(Alliance News) - John Wood Group PLC on Tuesday reported a slightly narrowed pretax loss in the first half of 2023, amid higher revenue and gross profit, while also saying it looking for a new finance chief.

Shares were up 3.1% to 152.75 pence in London early Tuesday.

The Aberdeen, Scotland-based engineering and consulting business reported a pretax loss from continuing operations of USD26.0 million for the six months that ended June 30, narrowed from USD30.5 million a year before.

Revenue rose by 17% to USD2.99 billion from USD2.56 billion, lifting gross profit by 22% to USD345.5 million from USD283.6 million.

Higher administrative expenses and impairments taken this year but not last left operating profit down 26% at USD22.8 million from USD30.7 million. However, higher finance income and lower finance expense resulted in the slightly narrowed pretax loss.

Of the exceptional items, USD5 million in cost related to the aborted private equity bid for John Wood. Back in May, a bidder owned by the US's Apollo Global Management Inc decided against making a firm takeover offer for John Wood, having previously made five tentative proposals.

Looking at headline results in the recent half, adjusted earnings before interest, tax, depreciation and amortisation rose by 8.5% to USD202 million from USD186 million. Adjusted Ebitda was up 12% at constant currency. The adjusted Ebitda margin narrowed slightly to 6.8% from 7.2%.
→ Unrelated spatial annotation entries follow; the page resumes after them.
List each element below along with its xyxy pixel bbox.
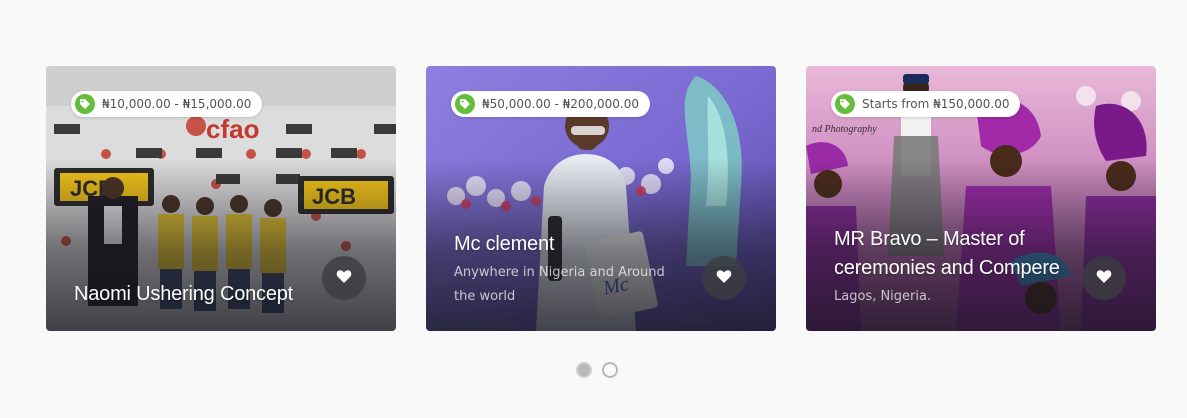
like-button[interactable] [322,256,366,300]
price-badge: Starts from ₦150,000.00 [831,91,1021,117]
listing-card[interactable]: nd Photography Starts from ₦150,000.00 M… [806,66,1156,331]
price-badge: ₦50,000.00 - ₦200,000.00 [451,91,651,117]
heart-icon [336,269,352,288]
pagination-dot-1[interactable] [576,362,592,378]
heart-icon [716,269,732,288]
price-badge: ₦10,000.00 - ₦15,000.00 [71,91,263,117]
listing-carousel: JCB JCB cfao [0,0,1187,418]
listing-info: Naomi Ushering Concept [74,280,306,309]
price-range: ₦50,000.00 - ₦200,000.00 [482,97,640,111]
listing-title[interactable]: Naomi Ushering Concept [74,280,306,309]
price-tag-icon [835,94,855,114]
price-tag-icon [455,94,475,114]
like-button[interactable] [702,256,746,300]
like-button[interactable] [1082,256,1126,300]
price-range: Starts from ₦150,000.00 [862,97,1010,111]
listing-info: MR Bravo – Master of ceremonies and Comp… [834,225,1066,309]
listing-title[interactable]: Mc clement [454,230,686,259]
listing-card[interactable]: Mc ₦50,000.00 - ₦200,000.00 Mc clement A… [426,66,776,331]
listing-location: Anywhere in Nigeria and Around the world [454,265,665,304]
pagination-dot-2[interactable] [602,362,618,378]
listing-card[interactable]: JCB JCB cfao [46,66,396,331]
price-range: ₦10,000.00 - ₦15,000.00 [102,97,252,111]
listing-title[interactable]: MR Bravo – Master of ceremonies and Comp… [834,225,1066,283]
heart-icon [1096,269,1112,288]
price-tag-icon [75,94,95,114]
carousel-pagination [576,362,618,378]
listing-info: Mc clement Anywhere in Nigeria and Aroun… [454,230,686,309]
listing-location: Lagos, Nigeria. [834,289,932,304]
"When we announced our growth strategy in November last year, we set out a plan for Wood to deliver on its significant potential, and I am delighted that our results show the clear progress we are making," said Chief Executive Officer Ken Gilmartin. "We have made a good start to the year, delivering growth in revenue, Ebitda, headcount and our pipeline,

John Wood provided guidance for 2023 revenue and adjusted Ebitda. Revenue is expected to be around USD6 billion. Adjusted Ebitda is expected to be ahead of previous expectations and within the company's medium-term target of mid to high single-digit growth. Adjusted Ebitda margin is expected be flat at about 7%.

For 2022, John Wood recorded adjusted Ebitda of USD385 million on revenue of USD5.44 billion. The adjusted Ebitda margin for all of last year was 7.1%, down from 7.7% in 2021.

The company has an order book worth USD6 billion, up 5% from December.

On Tuesday, John Wood also said that David Kemp plans to retire as chief financial officer but will stay in place until a replacement is found. Kemp joined John Wood in 2013 as CFO of the former Wood Group PSN business and became group CFO in 2015. The company said the recruitment process is underway.

John Wood declared no dividend, unchanged on a year before, citing free cash outflow in the first half. This was USD219 million, slowed from USD352 million a year before.